The lawyer may simply choose to represent him- or herself, thereby avoiding putting the insurer on notice. As with suing a doctor for malpractice, lawyers take malpractice allegations very personally. A lawyer who will have to pay any settlement out of his or her own pocket may fight the claim with great intensity. Attorneys are trained to do so. Keep that in mind when a client approaches you with a legal malpractice claim. Also, remember the axiom: She who represents herself has a fool for a lawyer. This applies to lawyers, too.
In the unhappy event of committing malpractice, you should place your carrier on notice as soon as possible. If you even suspect that a claim will be brought against you, put the carrier on notice. If you don’t, you risking prejudicing the insurer’s ability to defend you. Since every insurance policy requires the insured to report claims promptly and provide full cooperation to the insurer, if you fail to do so, your risk losing your coverage. Unless you are prepared to pay both the cost of your defense and any settlement or judgment, you should cooperate fully with your carrier. You have been paying those premiums every year for exactly this situation.

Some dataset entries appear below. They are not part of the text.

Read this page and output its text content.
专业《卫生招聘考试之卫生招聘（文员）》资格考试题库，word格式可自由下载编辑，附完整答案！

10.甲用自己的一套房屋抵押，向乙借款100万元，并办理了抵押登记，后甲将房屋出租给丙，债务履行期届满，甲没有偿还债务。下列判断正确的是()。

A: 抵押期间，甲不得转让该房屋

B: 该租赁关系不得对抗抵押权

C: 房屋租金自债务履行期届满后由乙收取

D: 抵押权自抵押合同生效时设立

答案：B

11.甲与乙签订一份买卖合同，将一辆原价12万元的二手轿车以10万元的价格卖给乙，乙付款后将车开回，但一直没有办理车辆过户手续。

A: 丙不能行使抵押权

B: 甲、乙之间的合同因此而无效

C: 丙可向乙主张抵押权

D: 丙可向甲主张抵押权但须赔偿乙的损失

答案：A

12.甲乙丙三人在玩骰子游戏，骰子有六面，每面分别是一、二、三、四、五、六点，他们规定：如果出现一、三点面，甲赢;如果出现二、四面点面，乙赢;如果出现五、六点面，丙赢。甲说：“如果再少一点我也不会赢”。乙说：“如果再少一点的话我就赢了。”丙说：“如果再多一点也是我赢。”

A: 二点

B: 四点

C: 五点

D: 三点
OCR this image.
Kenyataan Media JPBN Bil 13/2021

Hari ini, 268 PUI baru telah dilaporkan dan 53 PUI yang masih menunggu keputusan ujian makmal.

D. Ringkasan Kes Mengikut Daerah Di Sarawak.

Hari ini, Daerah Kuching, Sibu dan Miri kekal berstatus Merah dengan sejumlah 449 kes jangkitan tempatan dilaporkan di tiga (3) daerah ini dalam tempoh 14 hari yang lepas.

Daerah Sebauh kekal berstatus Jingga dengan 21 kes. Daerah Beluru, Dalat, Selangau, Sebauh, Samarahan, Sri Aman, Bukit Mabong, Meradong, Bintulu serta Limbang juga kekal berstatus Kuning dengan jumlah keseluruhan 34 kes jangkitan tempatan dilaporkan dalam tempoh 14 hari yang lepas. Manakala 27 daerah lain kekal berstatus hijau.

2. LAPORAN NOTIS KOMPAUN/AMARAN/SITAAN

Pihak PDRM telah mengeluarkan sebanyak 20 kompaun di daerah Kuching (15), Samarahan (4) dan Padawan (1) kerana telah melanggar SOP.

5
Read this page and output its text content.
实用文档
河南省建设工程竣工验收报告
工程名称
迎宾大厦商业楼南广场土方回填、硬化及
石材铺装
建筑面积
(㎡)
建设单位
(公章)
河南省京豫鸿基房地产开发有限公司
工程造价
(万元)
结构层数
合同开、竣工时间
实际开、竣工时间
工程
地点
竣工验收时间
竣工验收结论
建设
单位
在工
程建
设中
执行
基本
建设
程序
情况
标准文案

I have had to put my carrier on notice of a potential claim against me twice in my career. In both cases, I was happy I did. I got help from a lawyer my insurance company recommended. And fortunately, I prevailed in both cases. My premium did not go up. Simply reporting a claim should not cause your premium to rise. Because of the deductible in my policy, I had to pay for the lawyer’s time. But it was worth it and I was able to sleep at night.